En tout, ce sont près de 40'000 véhicules électriques qui ont été immatriculés en France.

S'il est encore tout à fait marginal, le marché de l'électrique progresse doucement mais sûrement au fil du temps. La tendance s'est confirmée en 2018, année au terme de laquelle il augmente de 26,64 % pour représenter près de 40'000 immatriculations. Cela représente environ de 1,5 % du marché automobile français de 2018.

"Après un début d'année mitigé, les immatriculations de véhicules électriques ont bondi sur le dernier trimestre 2018 et enregistrent des chiffres records", précise Cécile Goubet, secrétaire générale de l'association nationale pour le développement de la mobilité électrique. "L'année 2018 a également été marquée par l'arrivée d'une offre significative de véhicules électriques sur le marché de l'occasion qui contribue à son déploiement".

Les quelque 40'000 immatriculations recensées (39'158 pour être précis) englobent deux catégories, celle des voitures particulières et celle des utilitaires légers.
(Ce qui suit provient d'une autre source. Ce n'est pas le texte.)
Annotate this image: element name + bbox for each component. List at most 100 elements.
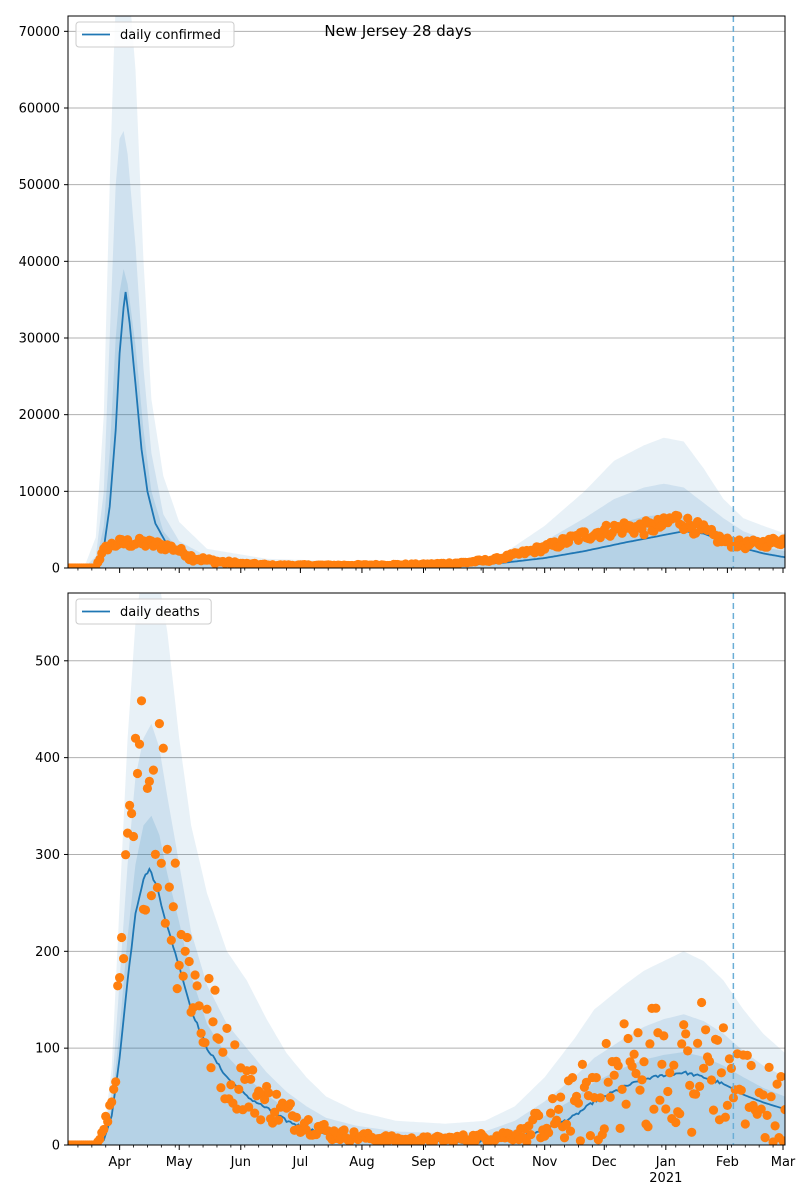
- observed-point: [196, 1028, 206, 1038]
- observed-point: [168, 902, 178, 912]
- observed-point: [111, 1077, 121, 1087]
- observed-point: [246, 1074, 256, 1084]
- observed-point: [601, 520, 611, 531]
- observed-point: [148, 765, 158, 775]
- observed-point: [103, 1117, 113, 1127]
- observed-point: [166, 935, 176, 945]
- x-tick-label: May: [166, 1155, 193, 1170]
- observed-point: [534, 1110, 544, 1121]
- observed-point: [271, 1089, 282, 1099]
- observed-point: [726, 1063, 737, 1073]
- observed-point: [184, 956, 194, 967]
- observed-point: [178, 971, 188, 981]
- observed-point: [134, 739, 145, 749]
- observed-point: [613, 1061, 623, 1071]
- observed-point: [210, 985, 220, 995]
- observed-point: [693, 1038, 703, 1048]
- axes-frame: [67, 592, 786, 1146]
- observed-point: [756, 1104, 766, 1114]
- observed-point: [573, 535, 584, 546]
- observed-point: [128, 831, 139, 842]
- observed-point: [256, 1115, 266, 1125]
- y-tick-label: 400: [35, 751, 60, 766]
- observed-point: [248, 1065, 258, 1075]
- y-tick-label: 40000: [19, 255, 60, 270]
- observed-point: [687, 1127, 697, 1137]
- observed-point: [285, 1099, 295, 1109]
- observed-point: [164, 882, 174, 892]
- observed-point: [132, 768, 143, 779]
- plot-area: [68, 16, 785, 568]
- confirmed-chart: 0 10000 20000 30000 40000 50000 60000 70000 dail…: [19, 15, 786, 577]
- observed-point: [206, 1063, 216, 1073]
- observed-point: [222, 1023, 232, 1033]
- observed-point: [172, 984, 182, 994]
- x-tick-label: Dec: [592, 1155, 617, 1170]
- observed-point: [603, 1077, 613, 1087]
- observed-point: [699, 1063, 709, 1073]
- observed-point: [107, 1097, 117, 1107]
- observed-point: [629, 1049, 639, 1059]
- x-tick-label: Apr: [108, 1155, 131, 1170]
- observed-point: [683, 1046, 693, 1056]
- observed-point: [125, 800, 135, 811]
- observed-point: [548, 1094, 558, 1104]
- observed-point: [559, 1133, 570, 1143]
- observed-point: [303, 1115, 313, 1125]
- y-tick-label: 0: [52, 562, 60, 577]
- observed-point: [661, 1104, 671, 1114]
- observed-point: [716, 1068, 727, 1078]
- observed-point: [152, 882, 162, 893]
- observed-point: [264, 1088, 274, 1098]
- observed-point: [669, 1060, 679, 1070]
- observed-point: [623, 1033, 633, 1044]
- observed-point: [202, 1004, 212, 1014]
- observed-point: [617, 1084, 627, 1094]
- observed-point: [619, 1019, 629, 1029]
- observed-point: [136, 696, 147, 706]
- observed-point: [645, 1039, 655, 1049]
- observed-point: [615, 1123, 625, 1133]
- observed-point: [273, 1115, 284, 1125]
- observed-point: [140, 905, 151, 915]
- observed-point: [724, 1054, 735, 1064]
- observed-point: [154, 719, 164, 729]
- observed-point: [639, 1057, 649, 1067]
- observed-point: [214, 1034, 224, 1044]
- observed-point: [192, 981, 202, 991]
- observed-point: [762, 1110, 772, 1120]
- observed-point: [146, 891, 156, 901]
- observed-point: [685, 1080, 695, 1090]
- y-tick-label: 20000: [19, 408, 60, 423]
- observed-point: [657, 1059, 667, 1069]
- observed-point: [718, 1023, 729, 1033]
- observed-point: [260, 1095, 270, 1105]
- plot-area: [68, 593, 785, 1145]
- observed-point: [150, 849, 160, 860]
- observed-point: [605, 1092, 615, 1102]
- observed-point: [712, 1035, 723, 1045]
- legend-label: daily confirmed: [120, 28, 221, 43]
- y-tick-label: 10000: [19, 485, 60, 500]
- observed-point: [772, 1079, 782, 1089]
- observed-point: [591, 1073, 601, 1083]
- observed-point: [609, 1070, 619, 1080]
- observed-point: [736, 1085, 746, 1095]
- observed-point: [708, 1105, 719, 1115]
- observed-point: [109, 1084, 119, 1094]
- x-tick-label: Feb: [716, 1155, 739, 1170]
- observed-point: [194, 1001, 204, 1011]
- observed-point: [766, 1092, 776, 1102]
- x-tick-label: Jul: [292, 1155, 309, 1170]
- observed-point: [649, 1104, 659, 1114]
- observed-point: [691, 1089, 701, 1099]
- observed-point: [764, 1062, 774, 1072]
- observed-point: [706, 1075, 717, 1085]
- observed-point: [677, 1039, 687, 1049]
- observed-point: [230, 1040, 240, 1050]
- observed-point: [200, 1038, 210, 1048]
- observed-point: [556, 1092, 566, 1102]
- y-tick-label: 0: [52, 1139, 60, 1154]
- observed-point: [720, 1112, 731, 1122]
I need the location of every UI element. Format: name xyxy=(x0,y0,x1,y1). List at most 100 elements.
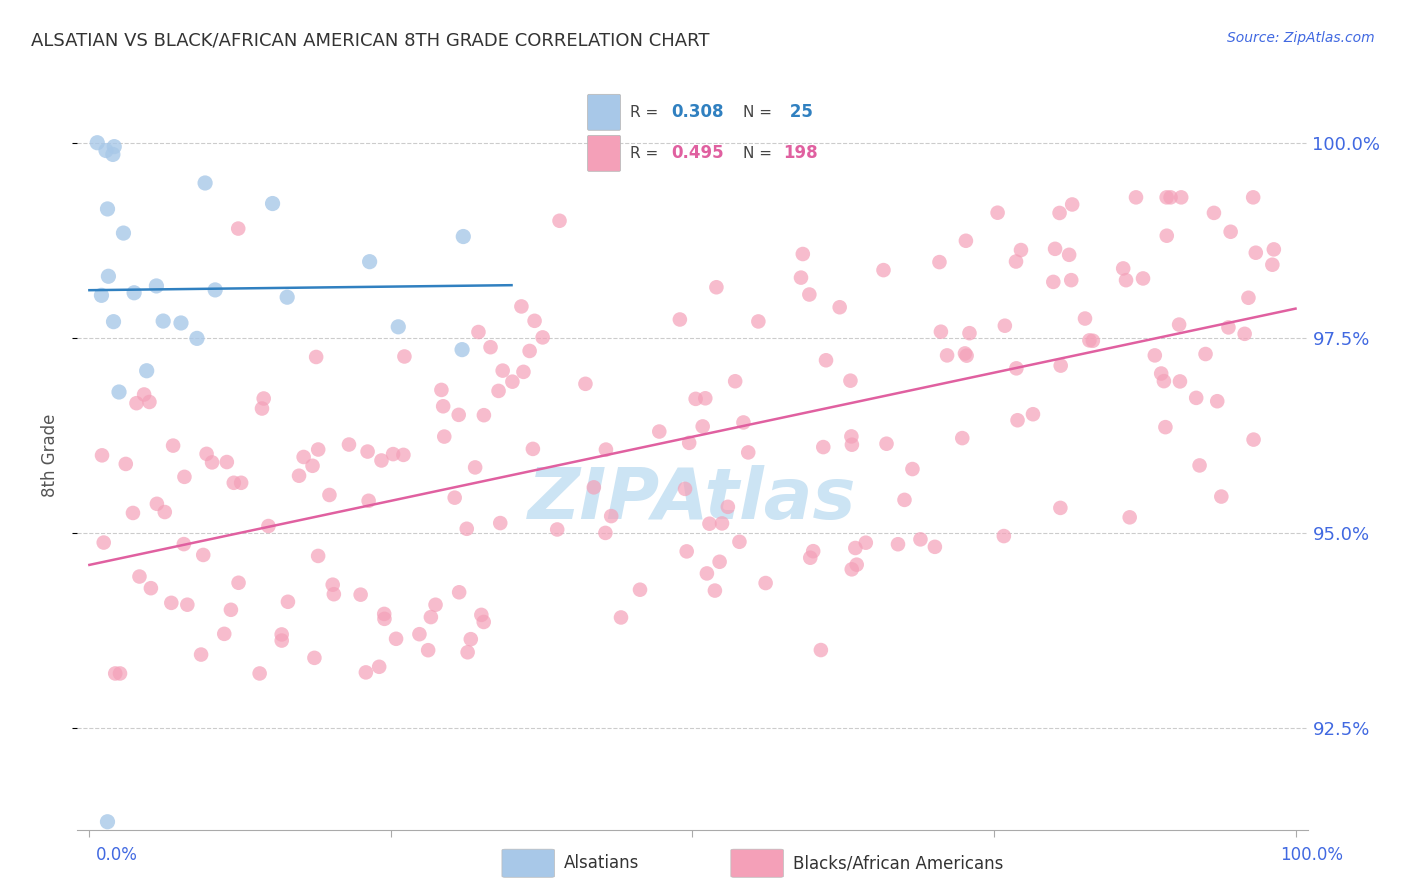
Point xyxy=(1049,500,1071,515)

La première représente naturellement l'essentiel des ventes : 31'055 immatriculations précisément, soit une progression de 24,67 % rapport à 2017. Avec 17'038 unités écoulées (+ 11,76 %), la Renault Zoé s'accapare à elle seule 54,86 % de part de marché. La Nissan Leaf profite de son renouvellement pour grimper de 96,05%, mais reste loin derrière sa rivale losange (4668 immatriculations). Le podium est complété par la Smart ForTwo ED et ses 1278 unités (+ 36,25 %).

Du côté des utilitaires électriques légers, on dénombre 8103 immatriculations en 2018, soit une hausse de 34,80 %. Le Renault Kangoo ZE domine très largement les débats (4176 exemplaires, + 64,02 %). Suivent ensuite la Zoé société (973 exemplaires, + 44,15 %) et le Peugeot e-Partner (649 exemplaires, - 1,67 %).